Le 15 mai dernier, Docaposte, filiale numérique du groupe La Poste, réunissait près de 250 décideurs publics et parapublics, experts et acteurs du secteur pour une matinée dédiée à la transformation numérique de l’action publique. Un enjeu devenu stratégique face aux exigences croissantes de performance, de sécurité et de souveraineté. Retour sur cette matinale rythmée par trois tables rondes et des moments conviviaux.
Depuis plusieurs années, l’action publique est engagée dans un mouvement de transformation numérique profonde. Cela pour mieux répondre aux attentes des citoyens, des agents et de la société, tout en renforçant la performance et la sécurité des services publics. En ouverture de la matinée, Olivier Vallet, Président-Directeur Général de Docaposte, a rappelé comment un opérateur public engagé comme Docaposte peut accompagner la réalisation de cet objectif. « Notre vocation chez Docaposte, c’est de proposer des alternatives pour avoir le choix. Nous sommes convaincus qu’offrir une troisième voie, celle d’un numérique souverain porté par des champions européens, est possible. »
Cette vision se traduit par la volonté d’agir concrètement et avec détermination en faveur d’un numérique éthique, responsable, porteur de sens pour aider les acteurs publics à être plus efficients et servir l’intérêt général – notamment en leur garantissant la sécurité des données grâce à des infrastructures souveraines et en offrant des parcours inclusifs.
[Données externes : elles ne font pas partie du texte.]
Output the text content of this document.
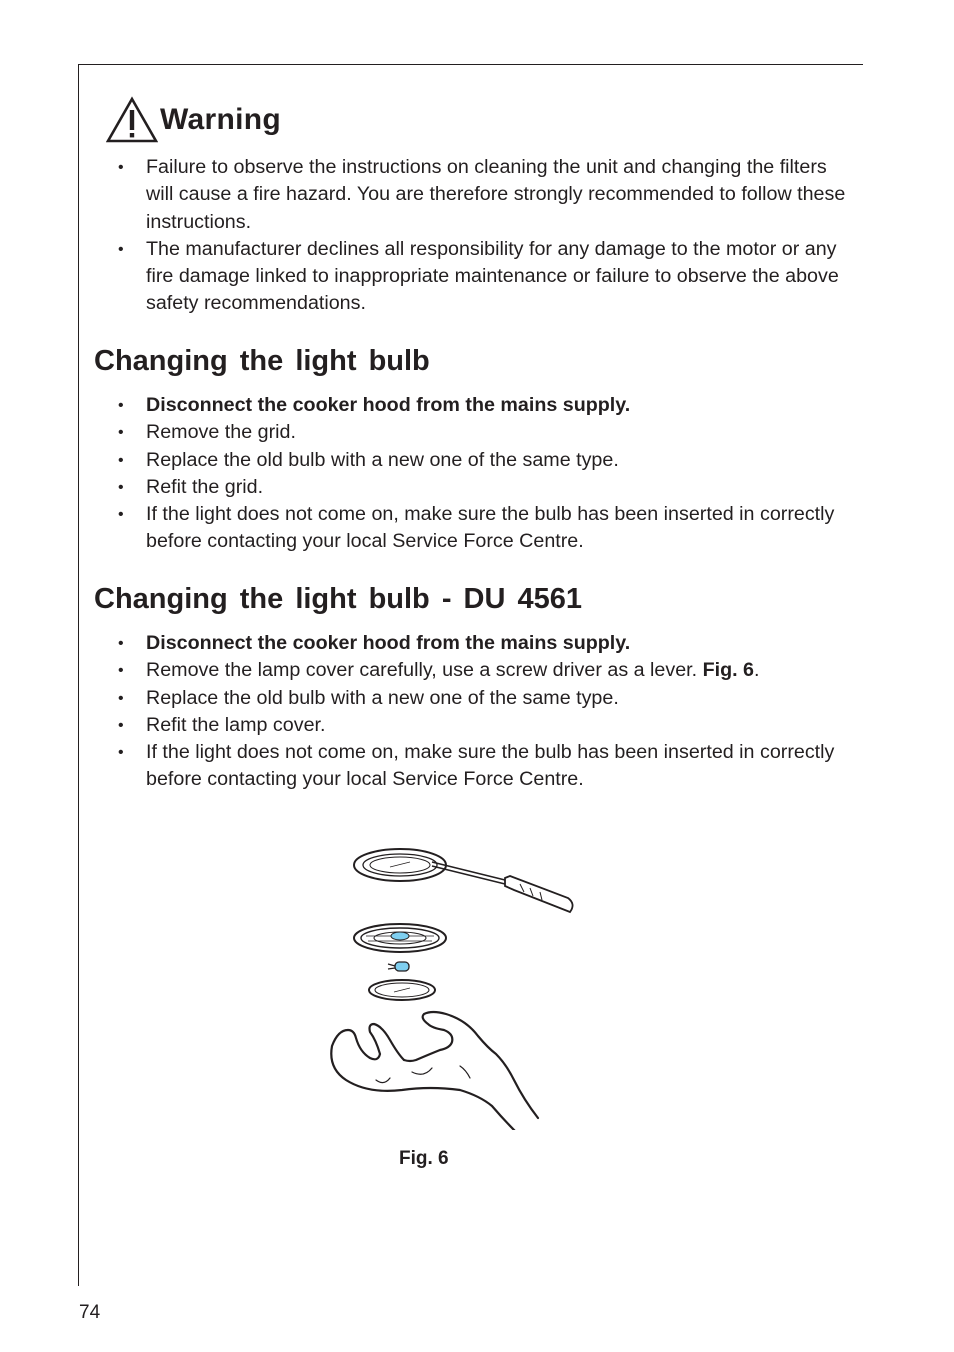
Warning
• Failure to observe the instructions on cleaning the unit and changing the filters will cause a fire hazard. You are therefore strongly recommended to follow these instructions.
• The manufacturer declines all responsibility for any damage to the motor or any fire damage linked to inappropriate maintenance or failure to observe the above safety recommendations.
Changing the light bulb
• Disconnect the cooker hood from the mains supply.
• Remove the grid.
• Replace the old bulb with a new one of the same type.
• Refit the grid.
• If the light does not come on, make sure the bulb has been inserted in correctly before contacting your local Service Force Centre.
Changing the light bulb - DU 4561
• Disconnect the cooker hood from the mains supply.
• Remove the lamp cover carefully, use a screw driver as a lever. Fig. 6.
• Replace the old bulb with a new one of the same type.
• Refit the lamp cover.
• If the light does not come on, make sure the bulb has been inserted in correctly before contacting your local Service Force Centre.
Fig. 6
74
Au-delà de l’impérieuse nécessité de la souveraineté, Benoît Parizet, Directeur Général Adjoint de Docaposte en charge du Secteur Public, a mis en lumière les autres grands défis auxquels les acteurs publics sont confrontés : multiplication des cyberattaques, impératif de sobriété numérique, accessibilité des services, gestion et fidélisation des talents, mais aussi lutte contre la fraude, la maîtrise budgétaire et la simplification des processus administratifs. Ces trois derniers enjeux ont fait l’objet des trois tables rondes de cette matinée riche en échanges. Tour d’horizon des principaux enseignements de ces tables rondes.
Les intervenants :
Selon Guéric Jacquet, Partner Leader Secteur public chez EY France, la fraude sociale, douanière ou liée aux aides publiques représenterait un préjudice annuel estimé entre 50 et 120 milliards d’euros. Cette somme significative rappelle à quel point lutter contre la fraude est un enjeu majeur pour les acteurs publics.
Pour y faire face, les leviers sont multiples : croisement des données, sécurisation des parcours d’authentification, API, utilisation maîtrisée de l’intelligence artificielle, datamining… Autant d’outils qui permettent de renforcer les contrôles tout en préservant la simplicité d’usage pour les citoyens. « La sécurité ne doit pas être synonyme de complexité » a tenu à souligner Guillaume Poupard, Directeur Général Adjoint de Docaposte en charge des actifs technologiques de confiance, de sécurité et de souveraineté numériques. D’où l’importance d’intégrer des briques de sécurité by design, garantes à la fois de l’interopérabilité des systèmes et de confiance numérique.
C’est avec ce même principe que l’Union Retraite s’est appuyée sur Docaposte pour déployer une solution de reconnaissance biométrique permettant aux 1,2 millions de retraités français vivant à l’étranger de certifier leur existence sans se déplacer. « Même si le secteur de la retraite est peu exposé à la fraude, les risques se sont intensifiés, notamment sur les vérifications des identités. Il nous fallait trouver une solution sécurisée et simple pour ce type de démarches administratives à distance », témoigne Richard Bordignon, Directeur Général de l’Union Retraite.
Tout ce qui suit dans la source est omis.